D'Edward Pentin sur son blog :
La décennie révélatrice du pape François
15 mars 2023
Tout catholique pratiquant qui a suivi le pontificat du pape François au cours des dix dernières années aura remarqué à quel point la corruption interne a été révélée dans l'Église, qu'elle soit doctrinale, morale ou structurelle.
Mais ces révélations pourraient-elles faire partie de la Providence du Seigneur, exposant tous les maux de l'Église post-conciliaire afin qu'une véritable réforme puisse avoir lieu un jour ou l'autre ?
Des questions sur une telle thèse ont été posées à trois éminents commentateurs sur François et l'Église : Le père Nicola Bux, théologien italien, ancien consulteur de la Congrégation pour la doctrine de la foi et de la Congrégation pour la cause des saints ; Riccardo Cascioli, rédacteur en chef du quotidien catholique italien La Nuova Bussola Quotidiana ; et le biographe de François, Massimo Borghesi, auteur de Catholic Discordance : Neoconservatism vs. the Field Hospital Church of Pope Francis,
Pensez-vous que ces révélations étaient providentielles, qu'elles auraient pu être révélées intentionnellement ?
PÈRE BUX : Il y a avant tout une intention divine qui fait que ce qui est caché se manifeste. Ce n'est pas la pratique, mais la foi qui remporte la victoire sur le monde (1 Jean 5:4). Si le pape François suit l'"agenda" du cardinal Martini, qui a déclaré que l'Église avait pris un retard de 200 ans, cela signifie qu'il ne s'intéresse pas à l'Église en tant que Corps mystique (cette année marque le 80e anniversaire de la célèbre encyclique Mystici Corporis Christi de Pie XII), c'est-à-dire reliée à sa tête, Jésus-Christ. En fait, François ne parle jamais de la crise de la foi. Il ne la considère pas comme digne d'attention. Sa réforme a donc des pieds d'argile, c'est-à-dire qu'elle est basée sur des présupposés idéologiques et mondains comme ceux de l'égalité et de la fraternité universelle, slogans de la Révolution française - originellement chrétiens, mais détachés de la racine qu'est la foi et donc incapables d'être mis en œuvre et de générer des actions. Il pense que prêcher la fraternité mettra fin aux guerres. Dès qu'il a publié Fratelli Tutti, la guerre russo-ukrainienne a éclaté. Le pape doit plutôt prêcher Dieu et sa filiation, parfaitement mise en œuvre en Jésus-Christ. C'est-à-dire qu'il faut annoncer le Fils, pour que les hommes se convertissent et deviennent fils, dans le Fils, du Père unique. C'est la condition de la paix, car les artisans de paix seront appelés fils de Dieu, dit Jésus. Alors ils se rendront compte qu'ils sont frères.

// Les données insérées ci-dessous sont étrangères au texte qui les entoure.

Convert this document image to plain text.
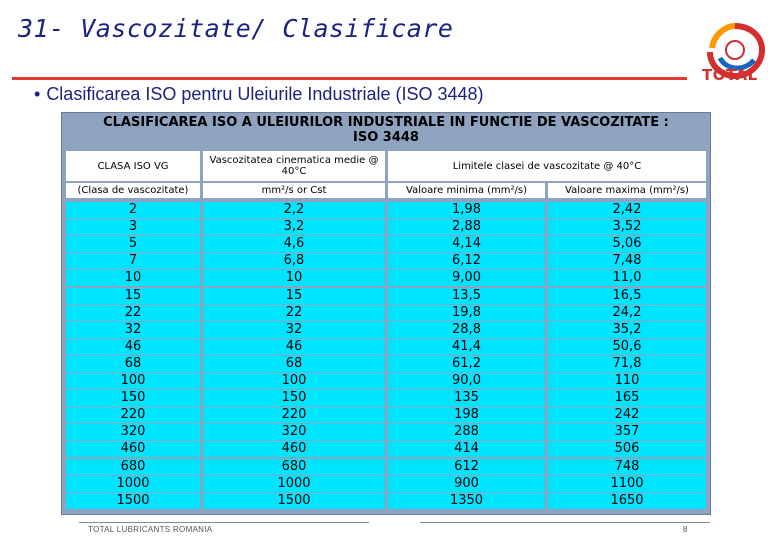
31- Vascozitate/ Clasificare
TOTAL
• Clasificarea ISO pentru Uleiurile Industriale (ISO 3448)
CLASIFICAREA ISO A ULEIURILOR INDUSTRIALE IN FUNCTIE DE VASCOZITATE :
ISO 3448
CLASA ISO VG	Vascozitatea cinematica medie @ 40°C	Limitele clasei de vascozitate @ 40°C
(Clasa de vascozitate)	mm²/s or Cst	Valoare minima (mm²/s)	Valoare maxima (mm²/s)
2	2,2	1,98	2,42
3	3,2	2,88	3,52
5	4,6	4,14	5,06
7	6,8	6,12	7,48
10	10	9,00	11,0
15	15	13,5	16,5
22	22	19,8	24,2
32	32	28,8	35,2
46	46	41,4	50,6
68	68	61,2	71,8
100	100	90,0	110
150	150	135	165
220	220	198	242
320	320	288	357
460	460	414	506
680	680	612	748
1000	1000	900	1100
1500	1500	1350	1650
TOTAL LUBRICANTS ROMANIA	8
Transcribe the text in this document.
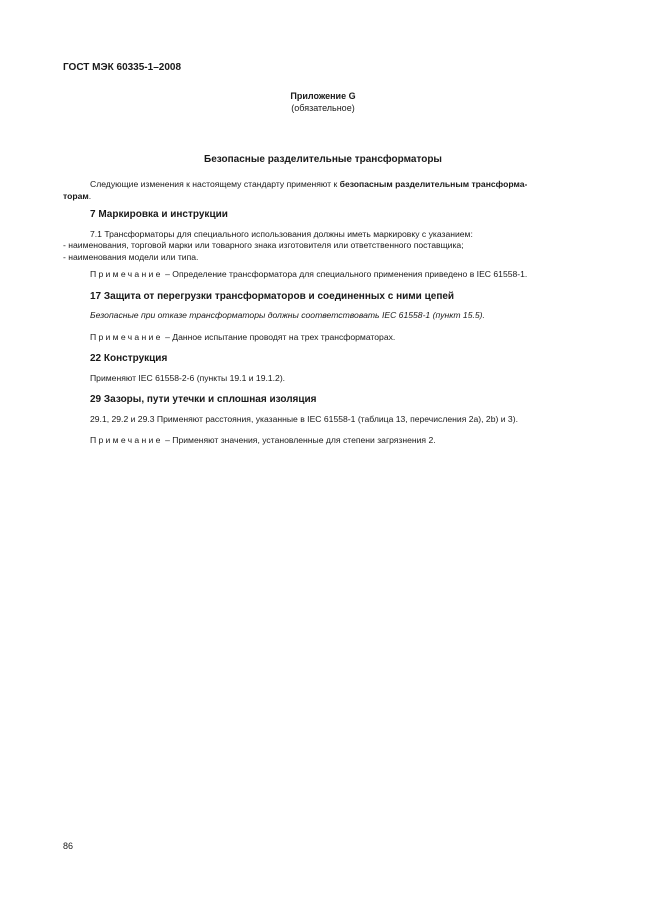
ГОСТ МЭК 60335-1–2008
Приложение G
(обязательное)
Безопасные разделительные трансформаторы

Следующие изменения к настоящему стандарту применяют к безопасным разделительным трансформа-
торам.

7 Маркировка и инструкции

7.1 Трансформаторы для специального использования должны иметь маркировку с указанием:

- наименования, торговой марки или товарного знака изготовителя или ответственного поставщика;

- наименования модели или типа.

Примечание – Определение трансформатора для специального применения приведено в IEC 61558-1.

17 Защита от перегрузки трансформаторов и соединенных с ними цепей

Безопасные при отказе трансформаторы должны соответствовать IEC 61558-1 (пункт 15.5).

Примечание – Данное испытание проводят на трех трансформаторах.

22 Конструкция

Применяют IEC 61558-2-6 (пункты 19.1 и 19.1.2).

29 Зазоры, пути утечки и сплошная изоляция

29.1, 29.2 и 29.3 Применяют расстояния, указанные в IEC 61558-1 (таблица 13, перечисления 2a), 2b) и 3).

Примечание – Применяют значения, установленные для степени загрязнения 2.

86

CASCIOLI : Franchement, il est difficile de le savoir. Ce qui me semble certain, c'est qu'il avait clairement en tête un programme de réformes qui lui était propre, à commencer par le pontificat lui-même, qui s'est fortement sécularisé au cours de ces dix années. La détermination et la systématicité avec lesquelles il a détruit l'héritage de saint Jean-Paul II et même de Benoît XVI sont révélatrices. D'autre part, quand on lance des processus - ce qui est sa volonté affichée - ils peuvent facilement déraper. C'est le cas de l'Église allemande, à qui l'on a offert un pouce et qui prend le bras. Il me semble que la fuite en avant du Synode allemand risque de ruiner le projet de François d'introduire les demandes de l'Église allemande dans le Synode sur la synodalité pour servir de moteur à l'ensemble de l'Église.
BORGHESI : Il y a une parfaite continuité entre François et Benoît XVI en ce qui concerne l'intention de faire la clarté au sein de l'Église, en mettant en lumière les graves péchés qui ont été cachés au cours des 50 dernières années. La "saleté dans l'Église", dont parlait le cardinal Ratzinger avant son élection comme pape, est une tache intolérable. Le fait que les méfaits des prêtres et des religieux aient été cachés pendant si longtemps révèle une conception "cléricale" de l'Église, celle d'un monde fermé qui se considère comme parfait, à l'abri de tout péché.